CYBIL PRINNE
La sua grande passione era il ricamo. Ricamava di continuo, da quando si svegliava a quando andava a letto. Qualche volta sognava di ricamare. Era così brava che riusciva a ricamare mentre mangiava, camminava o puliva la casa. Era velocissima e in un giorno poteva riempire un metro quadrato di stoffa con disegni fitti fitti.
I soggetti erano verosimili, però si vedeva che erano ricamati; avrebbe voluto fare un ricamo così perfetto da sembrare vero. Ci aveva provato molte volte, ma non era mai rimasta soddisfatta del risultato.
Un mattino fu destata dal canto di un uccello con le piume blu che si era fermato sulla sua finestra. Lo fece entrare e si accorse che era ferito sul petto. Preparò un nido con degli stracci di lana, cercò di fargli bere un po’ d’acqua e gli rimase vicina mentre finiva di ricamare un fazzoletto. Ma a sera l’uccellino peggiorò e durante la notte morì.
Per cacciare il dispiacere decise di ricamare un uccello dalle piume blu come il suo ospite, di farne un quadro e appenderlo vicino al letto. Incominciò quella notte stessa.
Ricamò tutto il giorno successivo e tutta la notte appresso. Non cuciva velocemente come era suo solito, ma dava punti lenti, cercando di ricordare com’era fatto l’uccellino e di riprodurne esattamente le fattezze sulla stoffa, compresa la ferita nel petto.
Quando finì, attaccò il ricamo al muro e si allontanò di alcuni passi per vederne l’effetto. Sì, era proprio uguale al povero uccellino. Poi, stanchissima, andò a dormire. Appena sveglia, si piazzò davanti al ricamo e gli chiese come si sentisse. Non era da lei mettersi a parlare con un pezzo di stoffa, però le sembrava che l’uccello dalle piume blu fosse ancora nella stanza.
Una sera le venne in mente di mettere del cibo sotto il quadro. Era un’idea stramba, ma che le costava lasciare una scodellina di latte sul comodino? Così fece e andò a letto; alla mattina il latte non c’era più. Guardò l’uccellino ricamato e sorrise: forse era il caso di dargli anche un po’ di cibo.
Tornando dalla cucina si accorse che il sangue sulla ferita si era asciugato. Forse la luce dell’alba stava giocando uno scherzo ai suoi occhi non più giovani e si avvicinò al ricamo per guardare meglio.

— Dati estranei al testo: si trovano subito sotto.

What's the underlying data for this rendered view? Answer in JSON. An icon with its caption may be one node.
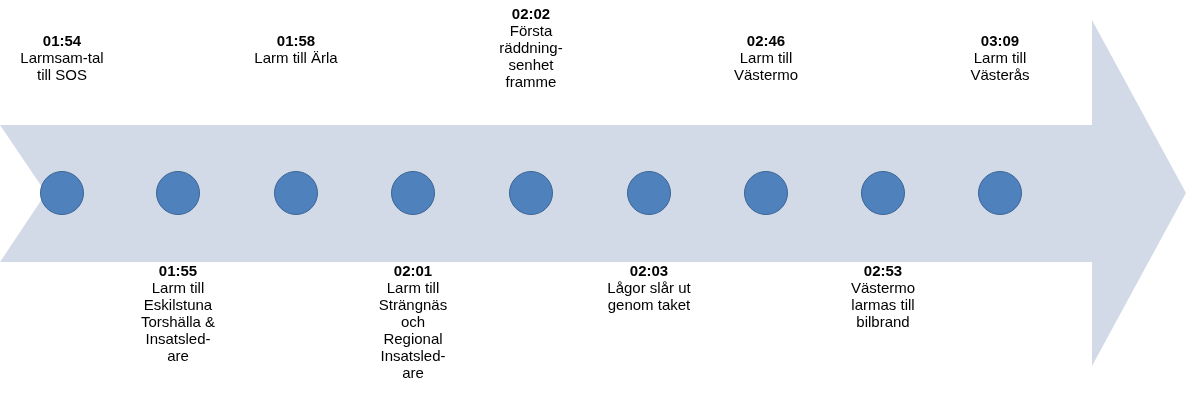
{
  "diagram": {
    "nodes": [
      {
        "text": [],
        "shape": "arrow"
      },
      {
        "text": [],
        "shape": "circle",
        "in": 0,
        "beside": [
          "01:54",
          "Larmsam-tal till SOS"
        ]
      },
      {
        "text": [],
        "shape": "circle",
        "in": 0,
        "beside": [
          "01:55",
          "Larm till Eskilstuna Torshälla & Insatsled-are"
        ]
      },
      {
        "text": [],
        "shape": "circle",
        "in": 0,
        "beside": [
          "01:58",
          "Larm till Ärla"
        ]
      },
      {
        "text": [],
        "shape": "circle",
        "in": 0,
        "beside": [
          "02:01",
          "Larm till Strängnäs och Regional Insatsled-are"
        ]
      },
      {
        "text": [],
        "shape": "circle",
        "in": 0,
        "beside": [
          "02:02",
          "Första räddning-senhet framme"
        ]
      },
      {
        "text": [],
        "shape": "circle",
        "in": 0,
        "beside": [
          "02:03",
          "Lågor slår ut genom taket"
        ]
      },
      {
        "text": [],
        "shape": "circle",
        "in": 0,
        "beside": [
          "02:46",
          "Larm till Västermo"
        ]
      },
      {
        "text": [],
        "shape": "circle",
        "in": 0,
        "beside": [
          "02:53",
          "Västermo larmas till bilbrand"
        ]
      },
      {
        "text": [],
        "shape": "circle",
        "in": 0,
        "beside": [
          "03:09",
          "Larm till Västerås"
        ]
      }
    ],
    "edges": []
  }
}
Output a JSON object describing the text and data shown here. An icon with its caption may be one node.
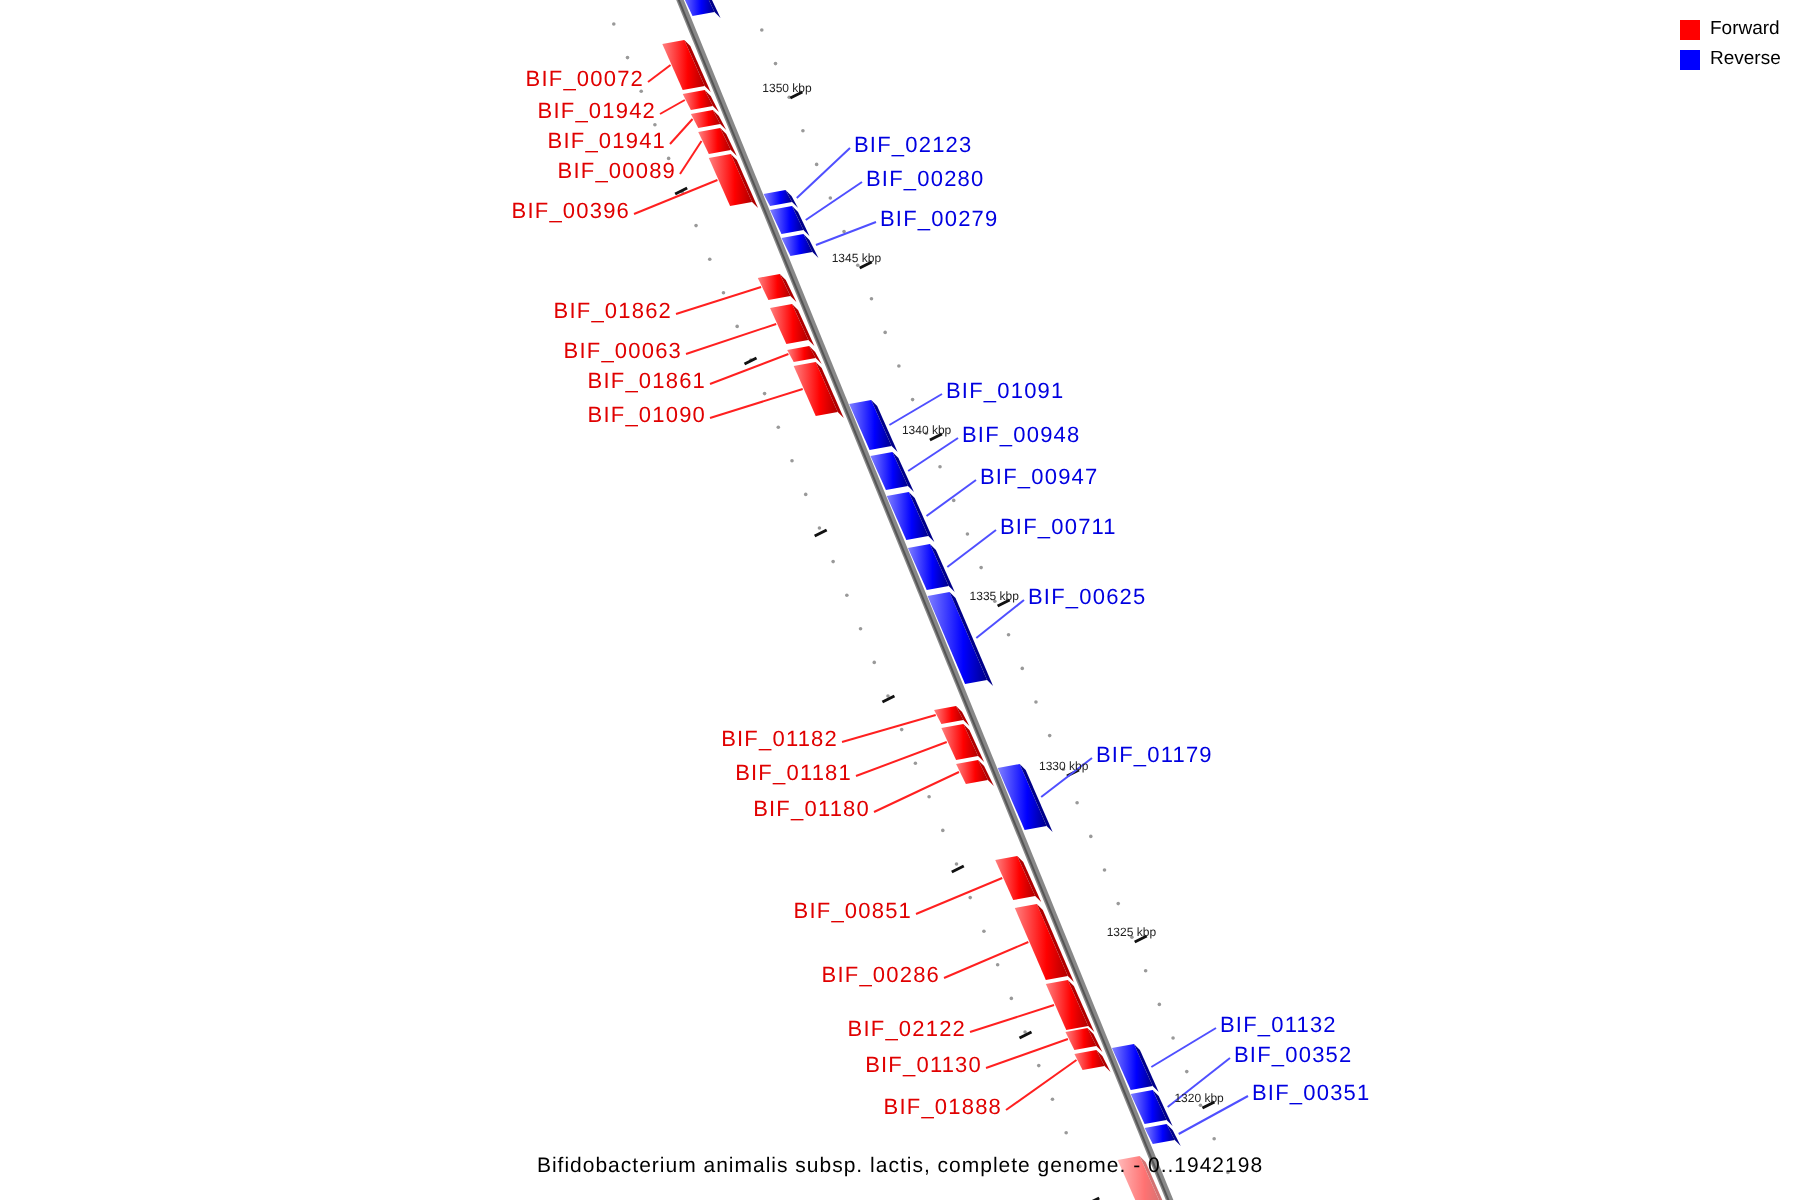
{
  "diagram": {
    "caption": "Bifidobacterium animalis subsp. lactis, complete genome. - 0..1942198",
    "nodes": [
      {
        "text": [],
        "shape": "bar"
      },
      {
        "text": [
          "BIF_00072"
        ]
      },
      {
        "text": [],
        "shape": "bar"
      },
      {
        "text": [
          "BIF_01942"
        ]
      },
      {
        "text": [],
        "shape": "bar"
      },
      {
        "text": [
          "BIF_01941"
        ]
      },
      {
        "text": [],
        "shape": "bar"
      },
      {
        "text": [
          "BIF_02123"
        ]
      },
      {
        "text": [],
        "shape": "bar"
      },
      {
        "text": [
          "BIF_00089"
        ]
      },
      {
        "text": [],
        "shape": "bar"
      },
      {
        "text": [
          "BIF_00280"
        ]
      },
      {
        "text": [],
        "shape": "bar"
      },
      {
        "text": [
          "BIF_00396"
        ]
      },
      {
        "text": [],
        "shape": "bar"
      },
      {
        "text": [
          "BIF_00279"
        ]
      },
      {
        "text": [],
        "shape": "bar"
      },
      {
        "text": [
          "BIF_01862"
        ]
      },
      {
        "text": [],
        "shape": "bar"
      },
      {
        "text": [
          "BIF_00063"
        ]
      },
      {
        "text": [],
        "shape": "bar"
      },
      {
        "text": [
          "BIF_01861"
        ]
      },
      {
        "text": [],
        "shape": "bar"
      },
      {
        "text": [
          "BIF_01091"
        ]
      },
      {
        "text": [],
        "shape": "bar"
      },
      {
        "text": [
          "BIF_01090"
        ]
      },
      {
        "text": [],
        "shape": "bar"
      },
      {
        "text": [
          "BIF_00948"
        ]
      },
      {
        "text": [],
        "shape": "bar"
      },
      {
        "text": [
          "BIF_00947"
        ]
      },
      {
        "text": [],
        "shape": "bar"
      },
      {
        "text": [
          "BIF_00711"
        ]
      },
      {
        "text": [],
        "shape": "bar"
      },
      {
        "text": [
          "BIF_00625"
        ]
      },
      {
        "text": [],
        "shape": "bar"
      },
      {
        "text": [
          "BIF_01182"
        ]
      },
      {
        "text": [],
        "shape": "bar"
      },
      {
        "text": [
          "BIF_01179"
        ]
      },
      {
        "text": [],
        "shape": "bar"
      },
      {
        "text": [
          "BIF_01181"
        ]
      },
      {
        "text": [],
        "shape": "bar"
      },
      {
        "text": [
          "BIF_01180"
        ]
      },
      {
        "text": [],
        "shape": "bar"
      },
      {
        "text": [
          "BIF_00851"
        ]
      },
      {
        "text": [],
        "shape": "bar"
      },
      {
        "text": [
          "BIF_00286"
        ]
      },
      {
        "text": [],
        "shape": "bar"
      },
      {
        "text": [
          "BIF_01132"
        ]
      },
      {
        "text": [],
        "shape": "bar"
      },
      {
        "text": [
          "BIF_02122"
        ]
      },
      {
        "text": [],
        "shape": "bar"
      },
      {
        "text": [
          "BIF_00352"
        ]
      },
      {
        "text": [],
        "shape": "bar"
      },
      {
        "text": [
          "BIF_01130"
        ]
      },
      {
        "text": [],
        "shape": "bar"
      },
      {
        "text": [
          "BIF_00351"
        ]
      },
      {
        "text": [],
        "shape": "bar"
      },
      {
        "text": [
          "BIF_01888"
        ]
      },
      {
        "text": [],
        "shape": "bar"
      },
      {
        "text": [],
        "shape": "bar"
      }
    ],
    "edges": [
      {
        "from": 1,
        "to": 2,
        "arrow": "none"
      },
      {
        "from": 3,
        "to": 4,
        "arrow": "none"
      },
      {
        "from": 5,
        "to": 6,
        "arrow": "none"
      },
      {
        "from": 7,
        "to": 8,
        "arrow": "none",
        "color": "#4f4fff"
      },
      {
        "from": 9,
        "to": 10,
        "arrow": "none"
      },
      {
        "from": 11,
        "to": 12,
        "arrow": "none",
        "color": "#4f4fff"
      },
      {
        "from": 13,
        "to": 14,
        "arrow": "none"
      },
      {
        "from": 15,
        "to": 16,
        "arrow": "none",
        "color": "#4f4fff"
      },
      {
        "from": 17,
        "to": 18,
        "arrow": "none"
      },
      {
        "from": 19,
        "to": 20,
        "arrow": "none"
      },
      {
        "from": 21,
        "to": 22,
        "arrow": "none"
      },
      {
        "from": 23,
        "to": 24,
        "arrow": "none",
        "color": "#4f4fff"
      },
      {
        "from": 25,
        "to": 26,
        "arrow": "none"
      },
      {
        "from": 27,
        "to": 28,
        "arrow": "none",
        "color": "#4f4fff"
      },
      {
        "from": 29,
        "to": 30,
        "arrow": "none",
        "color": "#4f4fff"
      },
      {
        "from": 31,
        "to": 32,
        "arrow": "none",
        "color": "#4f4fff"
      },
      {
        "from": 33,
        "to": 34,
        "arrow": "none",
        "color": "#4f4fff"
      },
      {
        "from": 35,
        "to": 36,
        "arrow": "none"
      },
      {
        "from": 37,
        "to": 38,
        "arrow": "none",
        "color": "#4f4fff"
      },
      {
        "from": 39,
        "to": 40,
        "arrow": "none"
      },
      {
        "from": 41,
        "to": 42,
        "arrow": "none"
      },
      {
        "from": 43,
        "to": 44,
        "arrow": "none"
      },
      {
        "from": 45,
        "to": 46,
        "arrow": "none"
      },
      {
        "from": 47,
        "to": 48,
        "arrow": "none",
        "color": "#4f4fff"
      },
      {
        "from": 49,
        "to": 50,
        "arrow": "none"
      },
      {
        "from": 51,
        "to": 52,
        "arrow": "none",
        "color": "#4f4fff"
      },
      {
        "from": 53,
        "to": 54,
        "arrow": "none"
      },
      {
        "from": 55,
        "to": 56,
        "arrow": "none",
        "color": "#4f4fff"
      },
      {
        "from": 57,
        "to": 58,
        "arrow": "none"
      }
    ],
    "labels": [
      "1350 kbp",
      "1345 kbp",
      "1340 kbp",
      "1335 kbp",
      "1330 kbp",
      "1325 kbp",
      "1320 kbp"
    ],
    "legend": [
      {
        "text": "Forward",
        "color": "#ff0000"
      },
      {
        "text": "Reverse",
        "color": "#0000ff"
      }
    ]
  }
}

Eppure la ferita sembrava migliorata…
Nei giorni seguenti mise latte e pane vicino al ricamo ogni sera e ogni mattina la ferita si rimpiccioliva e l’uccello dalle piume blu perdeva poco a poco la sua aria afflitta. Dopo una settimana era guarito. Un pomeriggio di sole emise un gorgheggio e si staccò dal quadro, volò in tondo nella stanza, le sfiorò i capelli e si diresse verso la finestra aperta. Cantò ancora una volta, come per ringraziare, quindi uscì e scomparve nel cielo senza fine.